MIT Sloan Health Systems Initiative

HSI funds two new projects in 2022

Economies of Scope in Drug Development

Professor Mert Demirer plans to study economies of scope in prescription drug development. Demirer emphasizes that this topic is an important determinant of innovations, and research and development, yet few studies address this issue. Specifically, he will use detailed drug development data to to quantify how drug development costs or development success rates are affected by the pharmaceutical firm’s existing drug portfolio.

The project will have two research questions:

  1. Are there economies of scope in prescription drug development? If so, how large are they?
  2. Are economies of scope in prescription drug development large enough to meaningfully affect the prospective antitrust evaluation of mergers?

The second question has become more important as there have been several large mergers and acquisitions in the pharmaceutical industry that have attracted a lot of attention. Demirer notes “If pharmaceutical companies are more efficient at developing drugs and bringing them to market when they have already developed similar drugs, then there are cost efficiencies from horizontal mergers that may offset concerns about market consolidation.”

Enabling Digital Differentiated Care Along the Tuberculosis Treatment Cascade

Professors Jónas Jónasson and Erez Yoeli have been working to develop improved Tuberculosis (TB) treatment support for almost 10 years. Together with Keheala, a digital health startup, they designed a digital health platform to support patients as they undergo treatment. Initially, they tested the platform with two random controlled trials (RCT), which had promising results.

In 2020-21 the team expanded its work to consider how machine learning might be used to enable differentiated care interventions that would improve these results. The insights from that research included:

  • They could predict which patients would be relatively unlikely to complete treatment as well as which patients would be unlikely to verify that they’d taken their medication on the next day.
  • Prioritizing outreach to these individuals could improve the performance of the Keheala platform without any additional resources.
  • Enrolling patients based on their estimated treatment effect pre-enrolment can meaningfully increase the treatment effect of the intervention.

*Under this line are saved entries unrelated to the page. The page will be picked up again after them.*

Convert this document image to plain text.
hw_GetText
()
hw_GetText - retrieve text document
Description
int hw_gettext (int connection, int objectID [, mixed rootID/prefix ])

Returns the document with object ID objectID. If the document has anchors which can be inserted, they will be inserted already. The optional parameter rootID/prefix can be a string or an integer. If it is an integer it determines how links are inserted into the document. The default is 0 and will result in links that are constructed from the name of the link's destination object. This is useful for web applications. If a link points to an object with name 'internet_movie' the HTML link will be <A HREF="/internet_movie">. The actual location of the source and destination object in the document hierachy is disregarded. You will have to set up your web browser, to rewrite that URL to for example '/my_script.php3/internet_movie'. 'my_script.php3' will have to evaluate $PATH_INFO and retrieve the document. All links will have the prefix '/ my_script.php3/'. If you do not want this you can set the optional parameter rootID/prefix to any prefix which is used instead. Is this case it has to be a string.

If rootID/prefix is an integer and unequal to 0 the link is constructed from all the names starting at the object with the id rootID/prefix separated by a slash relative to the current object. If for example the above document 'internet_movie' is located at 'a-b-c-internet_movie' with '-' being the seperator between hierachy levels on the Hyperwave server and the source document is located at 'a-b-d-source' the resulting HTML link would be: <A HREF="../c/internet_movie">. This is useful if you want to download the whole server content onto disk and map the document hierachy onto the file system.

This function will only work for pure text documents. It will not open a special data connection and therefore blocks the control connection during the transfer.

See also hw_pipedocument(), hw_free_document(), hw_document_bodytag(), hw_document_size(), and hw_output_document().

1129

This new HSI grant will allow the researchers to investigate three follow-on questions.

Project 1: Prescriptive Assignment of Care

Predict which patient would benefit from which kind of support on a given day. A specific patient may need more of a nudge, or none at all, on any particular day. For this project, HSI researcher Vivek Farias will join the team.

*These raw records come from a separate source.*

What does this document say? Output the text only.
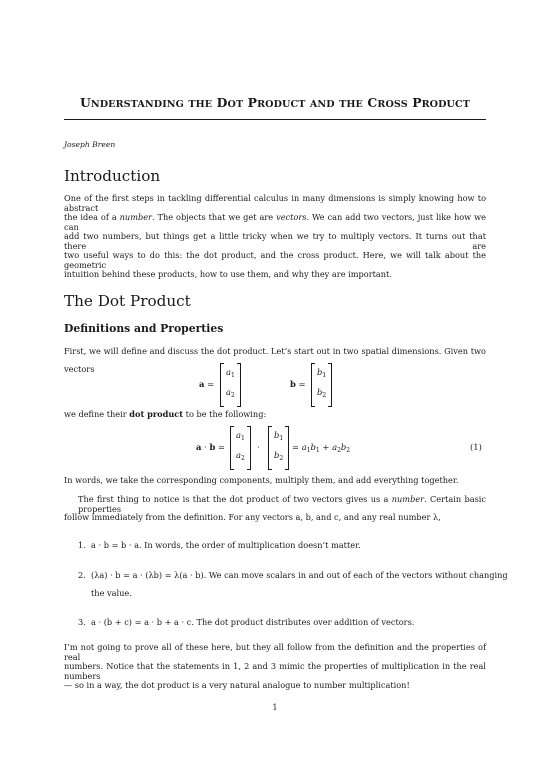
UNDERSTANDING THE DOT PRODUCT AND THE CROSS PRODUCT
Joseph Breen
Introduction
One of the first steps in tackling differential calculus in many dimensions is simply knowing how to abstract
the idea of a number. The objects that we get are vectors. We can add two vectors, just like how we can
add two numbers, but things get a little tricky when we try to multiply vectors. It turns out that there are
two useful ways to do this: the dot product, and the cross product. Here, we will talk about the geometric
intuition behind these products, how to use them, and why they are important.
The Dot Product
Definitions and Properties
First, we will define and discuss the dot product. Let’s start out in two spatial dimensions. Given two
vectors
a =
$a_1$
$a_2$
b =
$b_1$
$b_2$
we define their dot product to be the following:
a · b =
$a_1$
$a_2$
·
$b_1$
$b_2$
= $a_1b_1 + a_2b_2$	(1)
In words, we take the corresponding components, multiply them, and add everything together.
The first thing to notice is that the dot product of two vectors gives us a number. Certain basic properties
follow immediately from the definition. For any vectors a, b, and c, and any real number λ,
1. a · b = b · a. In words, the order of multiplication doesn’t matter.
2. (λa) · b = a · (λb) = λ(a · b). We can move scalars in and out of each of the vectors without changing
the value.
3. a · (b + c) = a · b + a · c. The dot product distributes over addition of vectors.
I’m not going to prove all of these here, but they all follow from the definition and the properties of real
numbers. Notice that the statements in 1, 2 and 3 mimic the properties of multiplication in the real numbers
— so in a way, the dot product is a very natural analogue to number multiplication!
1
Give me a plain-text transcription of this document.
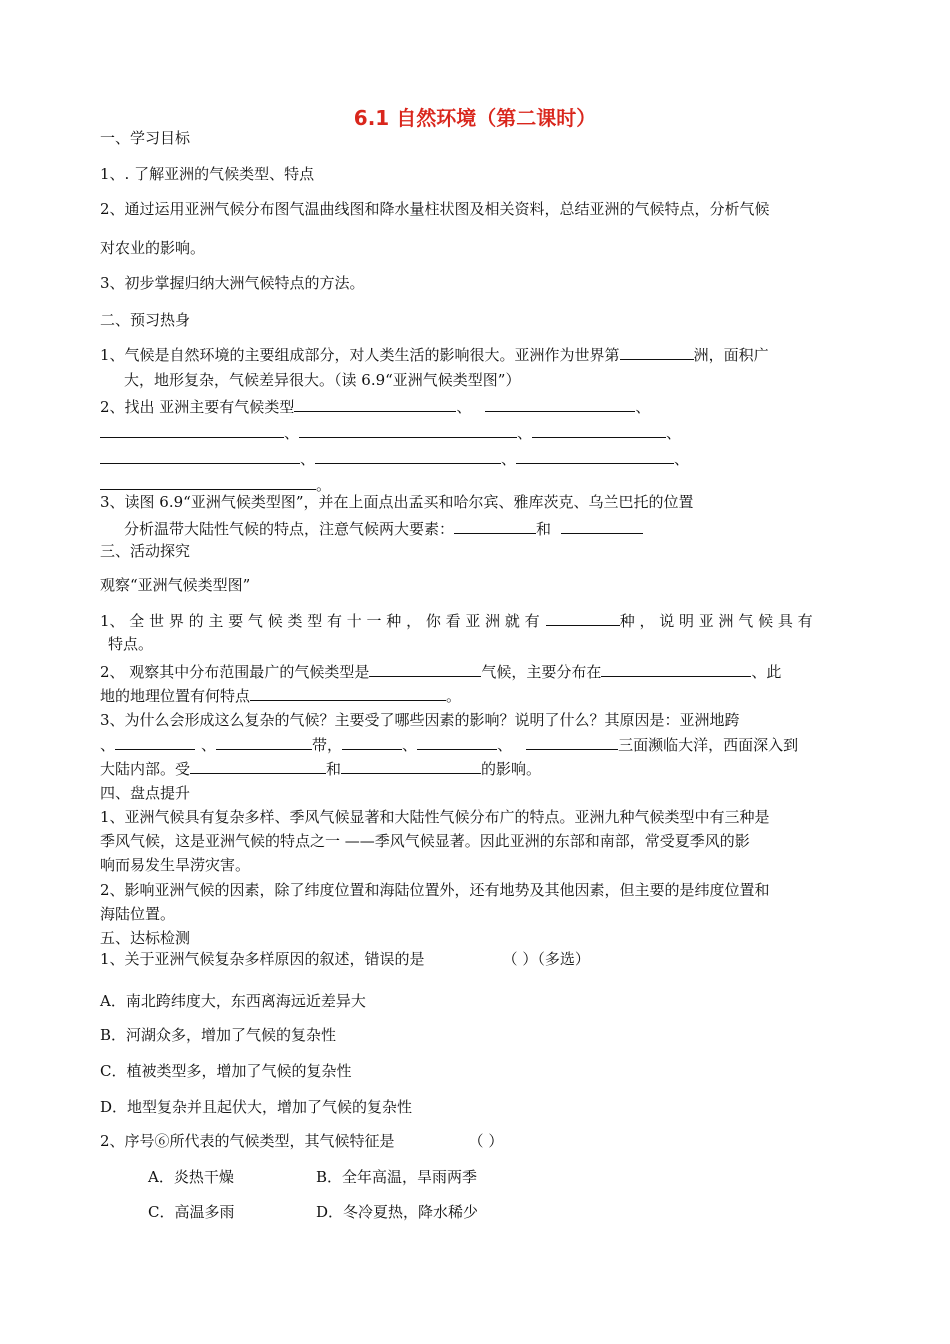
6.1 自然环境（第二课时）
一、学习目标
1、. 了解亚洲的气候类型、特点
2、通过运用亚洲气候分布图气温曲线图和降水量柱状图及相关资料，总结亚洲的气候特点，分析气候
对农业的影响。
3、初步掌握归纳大洲气候特点的方法。
二、预习热身
1、气候是自然环境的主要组成部分，对人类生活的影响很大。亚洲作为世界第	洲，面积广
大，地形复杂，气候差异很大。（读 6.9“亚洲气候类型图”）
2、找出 亚洲主要有气候类型	、	、
、	、	、
、	、	、
。
3、读图 6.9“亚洲气候类型图”，并在上面点出孟买和哈尔宾、雅库茨克、乌兰巴托的位置
分析温带大陆性气候的特点，注意气候两大要素：	和
三、活动探究
观察“亚洲气候类型图”
1、 全 世 界 的 主 要 气 候 类 型 有 十 一 种 ， 你 看 亚 洲 就 有	种 ， 说 明 亚 洲 气 候 具 有
特点。
2、 观察其中分布范围最广的气候类型是	气候，主要分布在	、此
地的地理位置有何特点	。
3、为什么会形成这么复杂的气候？主要受了哪些因素的影响？说明了什么？其原因是：亚洲地跨
、	、	带，	、	、	三面濒临大洋，西面深入到
大陆内部。受	和	的影响。
四、盘点提升
1、亚洲气候具有复杂多样、季风气候显著和大陆性气候分布广的特点。亚洲九种气候类型中有三种是
季风气候，这是亚洲气候的特点之一 ——季风气候显著。因此亚洲的东部和南部，常受夏季风的影
响而易发生旱涝灾害。
2、影响亚洲气候的因素，除了纬度位置和海陆位置外，还有地势及其他因素，但主要的是纬度位置和
海陆位置。
五、达标检测
1、关于亚洲气候复杂多样原因的叙述，错误的是	（ ）（多选）
A．南北跨纬度大，东西离海远近差异大
B．河湖众多，增加了气候的复杂性
C．植被类型多，增加了气候的复杂性
D．地型复杂并且起伏大，增加了气候的复杂性
2、序号⑥所代表的气候类型，其气候特征是	（ ）
A．炎热干燥	B．全年高温，旱雨两季
C．高温多雨	D．冬冷夏热，降水稀少
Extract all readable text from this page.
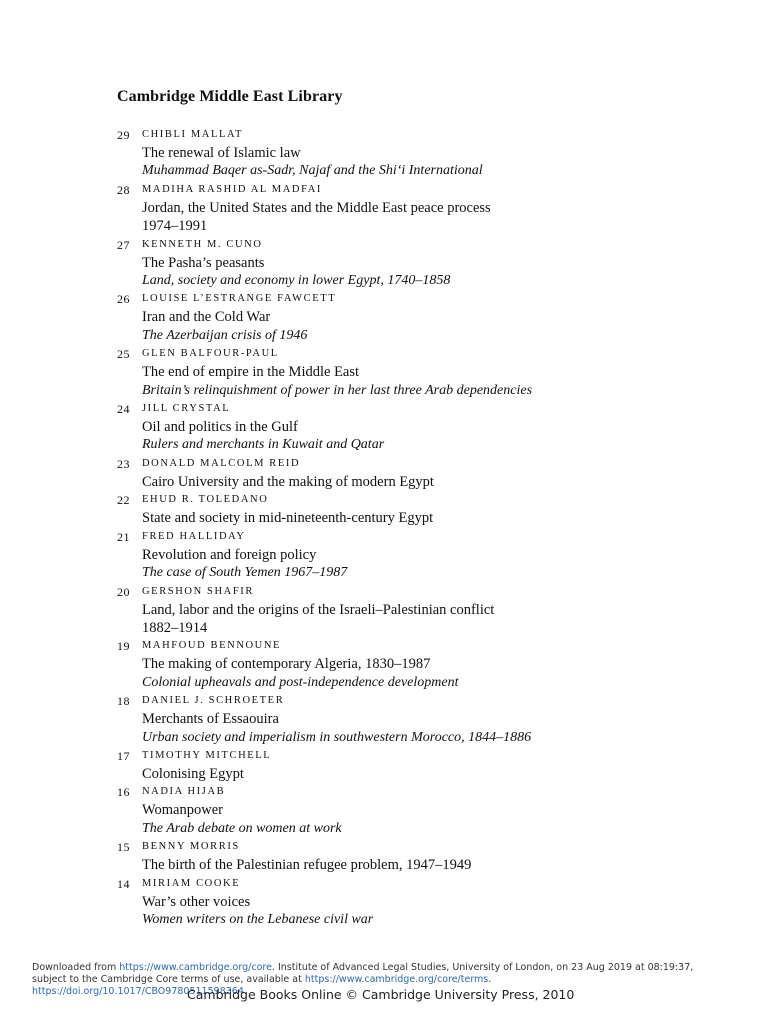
Cambridge Middle East Library
29	CHIBLI MALLAT
The renewal of Islamic law
Muhammad Baqer as-Sadr, Najaf and the Shi‘i International
28	MADIHA RASHID AL MADFAI
Jordan, the United States and the Middle East peace process
1974–1991
27	KENNETH M. CUNO
The Pasha’s peasants
Land, society and economy in lower Egypt, 1740–1858
26	LOUISE L’ESTRANGE FAWCETT
Iran and the Cold War
The Azerbaijan crisis of 1946
25	GLEN BALFOUR-PAUL
The end of empire in the Middle East
Britain’s relinquishment of power in her last three Arab dependencies
24	JILL CRYSTAL
Oil and politics in the Gulf
Rulers and merchants in Kuwait and Qatar
23	DONALD MALCOLM REID
Cairo University and the making of modern Egypt
22	EHUD R. TOLEDANO
State and society in mid-nineteenth-century Egypt
21	FRED HALLIDAY
Revolution and foreign policy
The case of South Yemen 1967–1987
20	GERSHON SHAFIR
Land, labor and the origins of the Israeli–Palestinian conflict
1882–1914
19	MAHFOUD BENNOUNE
The making of contemporary Algeria, 1830–1987
Colonial upheavals and post-independence development
18	DANIEL J. SCHROETER
Merchants of Essaouira
Urban society and imperialism in southwestern Morocco, 1844–1886
17	TIMOTHY MITCHELL
Colonising Egypt
16	NADIA HIJAB
Womanpower
The Arab debate on women at work
15	BENNY MORRIS
The birth of the Palestinian refugee problem, 1947–1949
14	MIRIAM COOKE
War’s other voices
Women writers on the Lebanese civil war
Downloaded from https://www.cambridge.org/core. Institute of Advanced Legal Studies, University of London, on 23 Aug 2019 at 08:19:37,
subject to the Cambridge Core terms of use, available at https://www.cambridge.org/core/terms.
https://doi.org/10.1017/CBO9780511598364
Cambridge Books Online © Cambridge University Press, 2010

Project 2: Continuity of Care

Explore whether speaking to the same provider across interactions improves patients’ response to care, and, if so, whether this improvement is more substantial than the possible delay in care that might result from ensuring that patients speak to the same provider across interactions.

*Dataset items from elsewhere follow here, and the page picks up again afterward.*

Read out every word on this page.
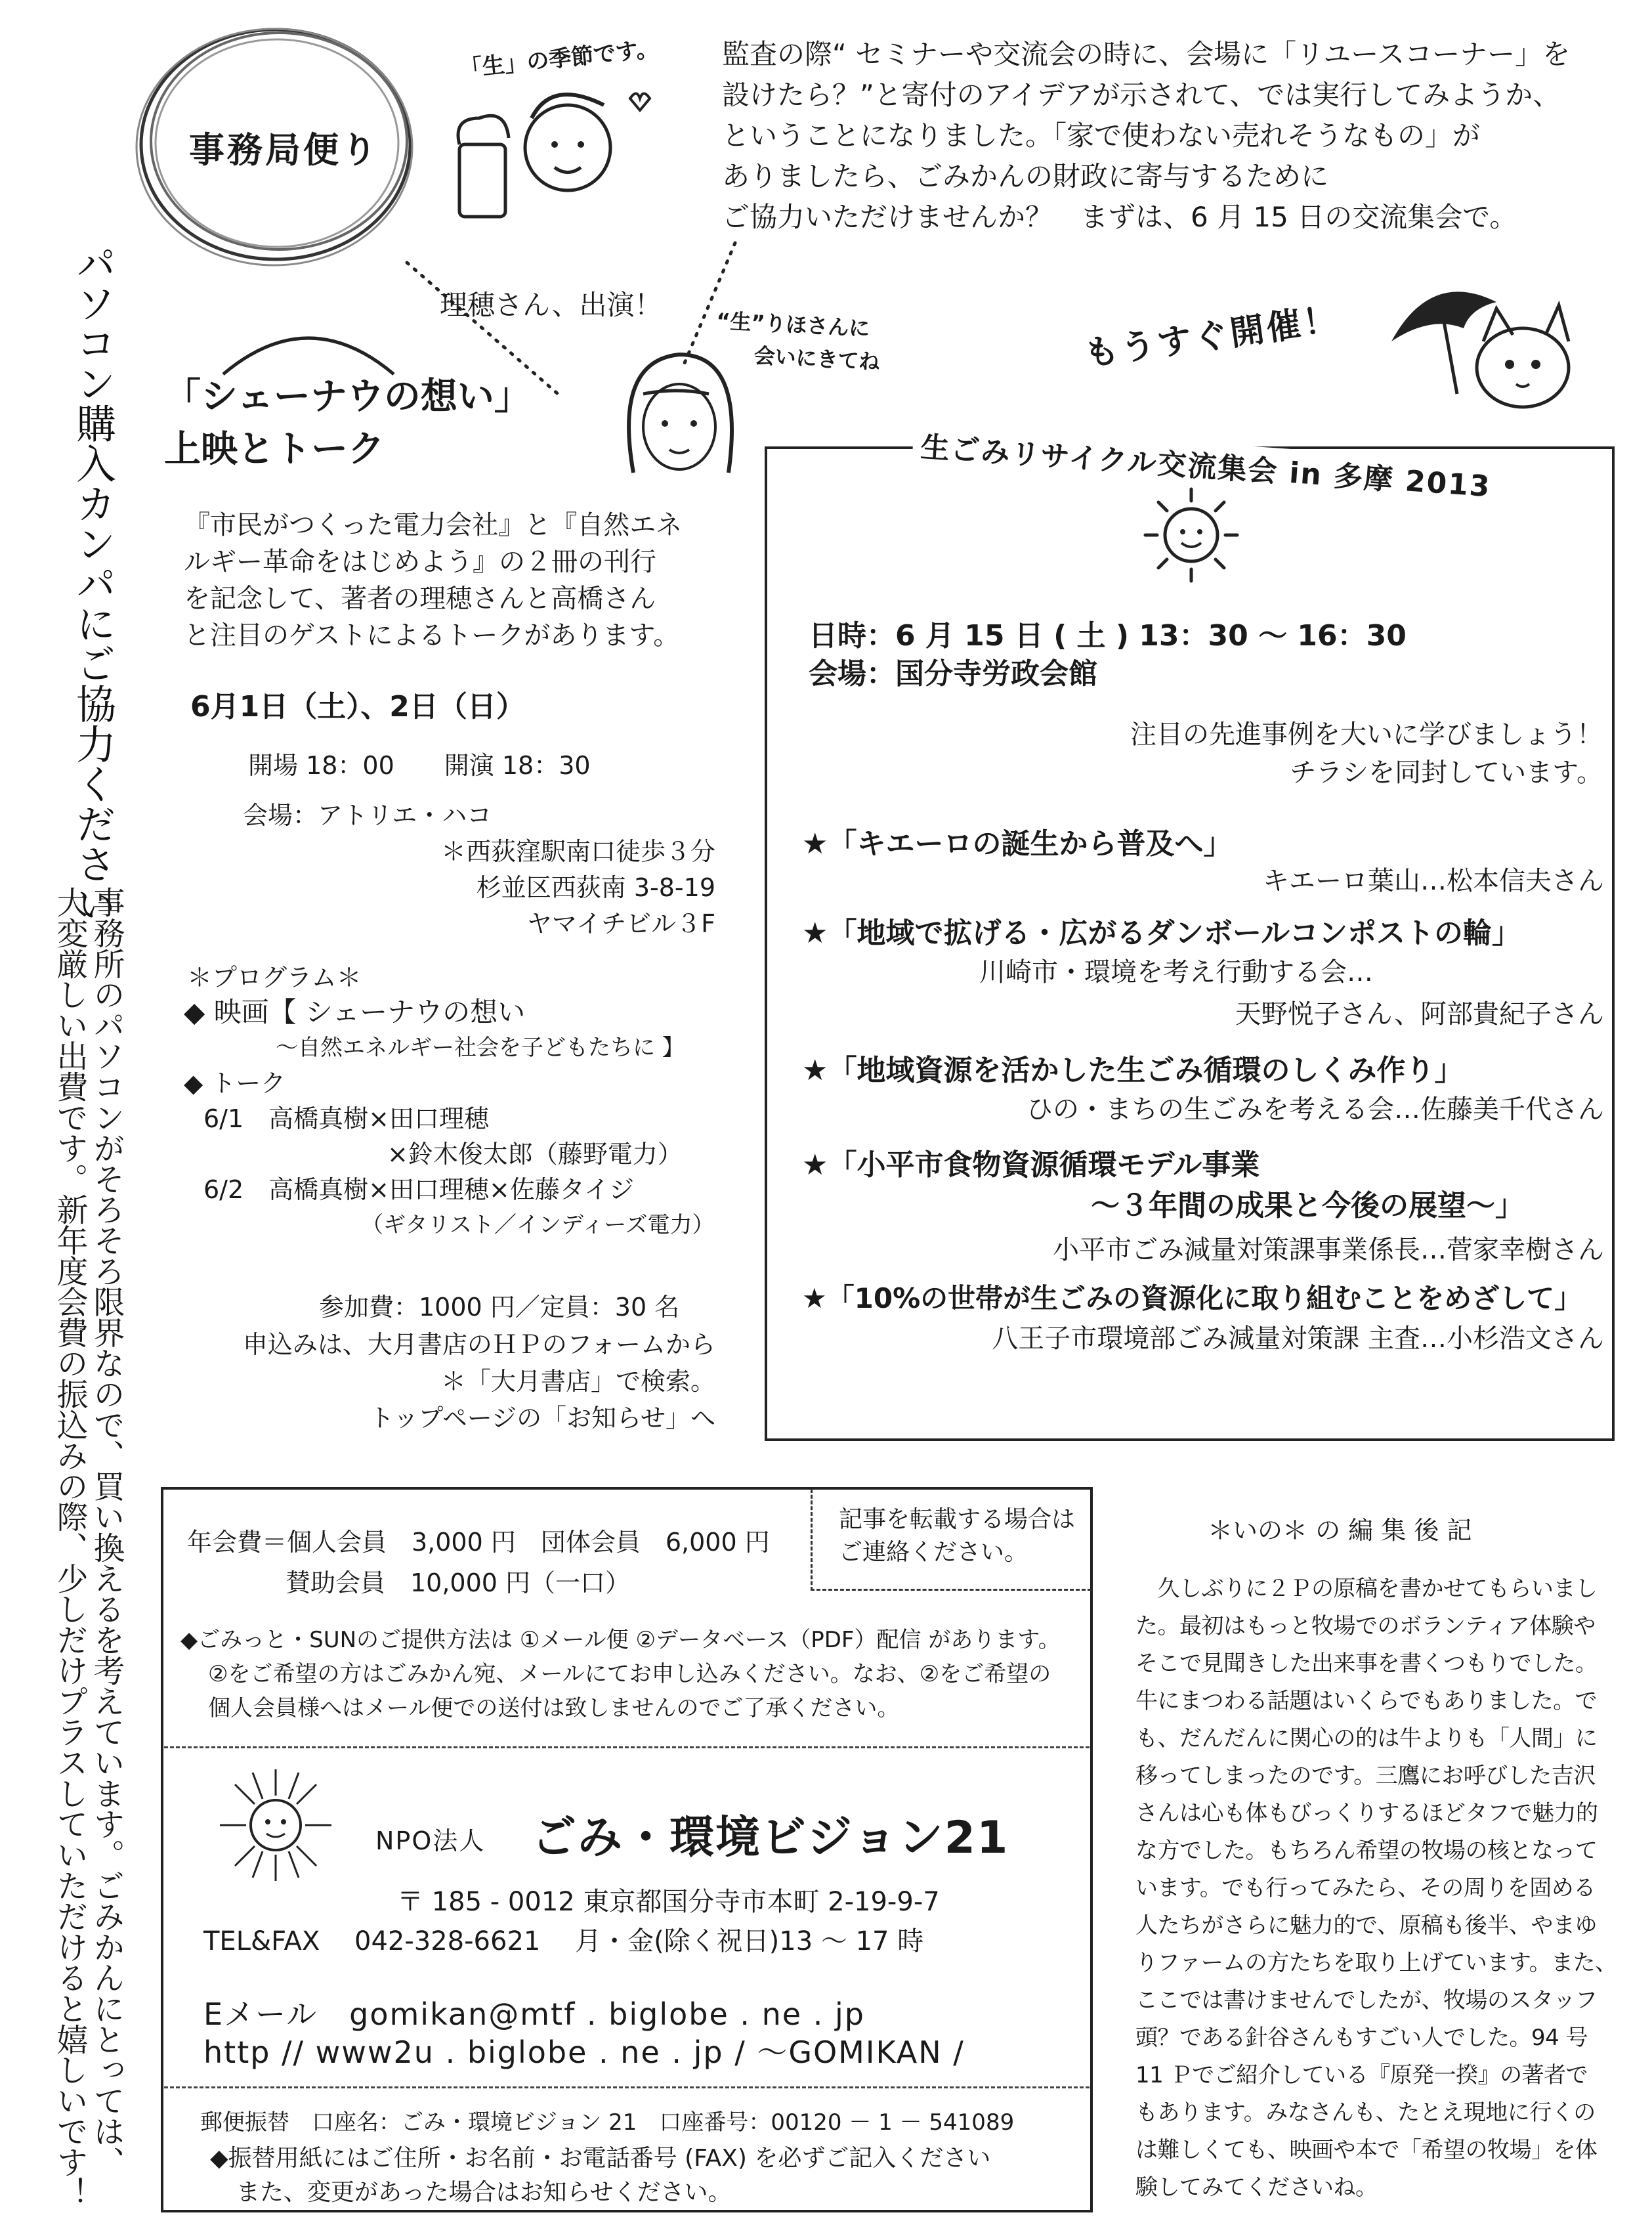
パソコン購入カンパにご協力ください
事務所のパソコンがそろそろ限界なので、買い換えるを考えています。ごみかんにとっては、
大変厳しい出費です。新年度会費の振込みの際、少しだけプラスしていただけると嬉しいです！
事務局便り
「生」の季節です。 監査の際“ セミナーや交流会の時に、会場に「リユースコーナー」を
設けたら？”と寄付のアイデアが示されて、では実行してみようか、
ということになりました。「家で使わない売れそうなもの」が
ありましたら、ごみかんの財政に寄与するために
ご協力いただけませんか？　まずは、6 月 15 日の交流集会で。
理穂さん、出演！
“生”りほさんに
会いにきてね
「シェーナウの想い」
上映とトーク
『市民がつくった電力会社』と『自然エネ
ルギー革命をはじめよう』の２冊の刊行
を記念して、著者の理穂さんと高橋さん
と注目のゲストによるトークがあります。
6月1日（土）、2日（日）
開場 18：00　　開演 18：30
会場：アトリエ・ハコ
＊西荻窪駅南口徒歩３分
杉並区西荻南 3-8-19
ヤマイチビル３F
＊プログラム＊
◆ 映画【 シェーナウの想い
～自然エネルギー社会を子どもたちに 】
◆ トーク
6/1　高橋真樹×田口理穂
×鈴木俊太郎（藤野電力）
6/2　高橋真樹×田口理穂×佐藤タイジ
（ギタリスト／インディーズ電力）
参加費：1000 円／定員：30 名
申込みは、大月書店のＨＰのフォームから
＊「大月書店」で検索。
トップページの「お知らせ」へ
もうすぐ開催！
生ごみリサイクル交流集会 in 多摩 2013
日時：6 月 15 日 ( 土 ) 13：30 ～ 16：30
会場：国分寺労政会館
注目の先進事例を大いに学びましょう！
チラシを同封しています。
★「キエーロの誕生から普及へ」
キエーロ葉山…松本信夫さん
★「地域で拡げる・広がるダンボールコンポストの輪」
川崎市・環境を考え行動する会…
天野悦子さん、阿部貴紀子さん
★「地域資源を活かした生ごみ循環のしくみ作り」
ひの・まちの生ごみを考える会…佐藤美千代さん
★「小平市食物資源循環モデル事業
～３年間の成果と今後の展望～」
小平市ごみ減量対策課事業係長…菅家幸樹さん
★「10%の世帯が生ごみの資源化に取り組むことをめざして」
八王子市環境部ごみ減量対策課 主査…小杉浩文さん
年会費＝個人会員　3,000 円　団体会員　6,000 円
賛助会員　10,000 円（一口）
記事を転載する場合は
ご連絡ください。
◆ごみっと・SUNのご提供方法は ①メール便 ②データベース（PDF）配信 があります。
②をご希望の方はごみかん宛、メールにてお申し込みください。なお、②をご希望の
個人会員様へはメール便での送付は致しませんのでご了承ください。
NPO法人 ごみ・環境ビジョン21
〒 185 - 0012 東京都国分寺市本町 2-19-9-7
TEL&FAX　 042-328-6621　 月・金(除く祝日)13 ～ 17 時
Eメール　gomikan@mtf . biglobe . ne . jp
http // www2u . biglobe . ne . jp / ～GOMIKAN /
郵便振替　口座名：ごみ・環境ビジョン 21　口座番号：00120 － 1 － 541089
◆振替用紙にはご住所・お名前・お電話番号 (FAX) を必ずご記入ください
また、変更があった場合はお知らせください。
＊いの＊ の 編 集 後 記
　久しぶりに２Ｐの原稿を書かせてもらいまし
た。最初はもっと牧場でのボランティア体験や
そこで見聞きした出来事を書くつもりでした。
牛にまつわる話題はいくらでもありました。で
も、だんだんに関心の的は牛よりも「人間」に
移ってしまったのです。三鷹にお呼びした吉沢
さんは心も体もびっくりするほどタフで魅力的
な方でした。もちろん希望の牧場の核となって
います。でも行ってみたら、その周りを固める
人たちがさらに魅力的で、原稿も後半、やまゆ
りファームの方たちを取り上げています。また、
ここでは書けませんでしたが、牧場のスタッフ
頭？である針谷さんもすごい人でした。94 号
11 Ｐでご紹介している『原発一揆』の著者で
もあります。みなさんも、たとえ現地に行くの
は難しくても、映画や本で「希望の牧場」を体
験してみてくださいね。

Project 3: Post-treatment Outreach

TB Recurrence is an ongoing problem. The research team will determine whether they can identify patients who are likely to experience recurrence. If they can identify these patients, they could provide outreach after treatment has ended to test them for TB and provide additional support.

We are eager to see how these projects progress and will report on these projects’ status in upcoming research updates.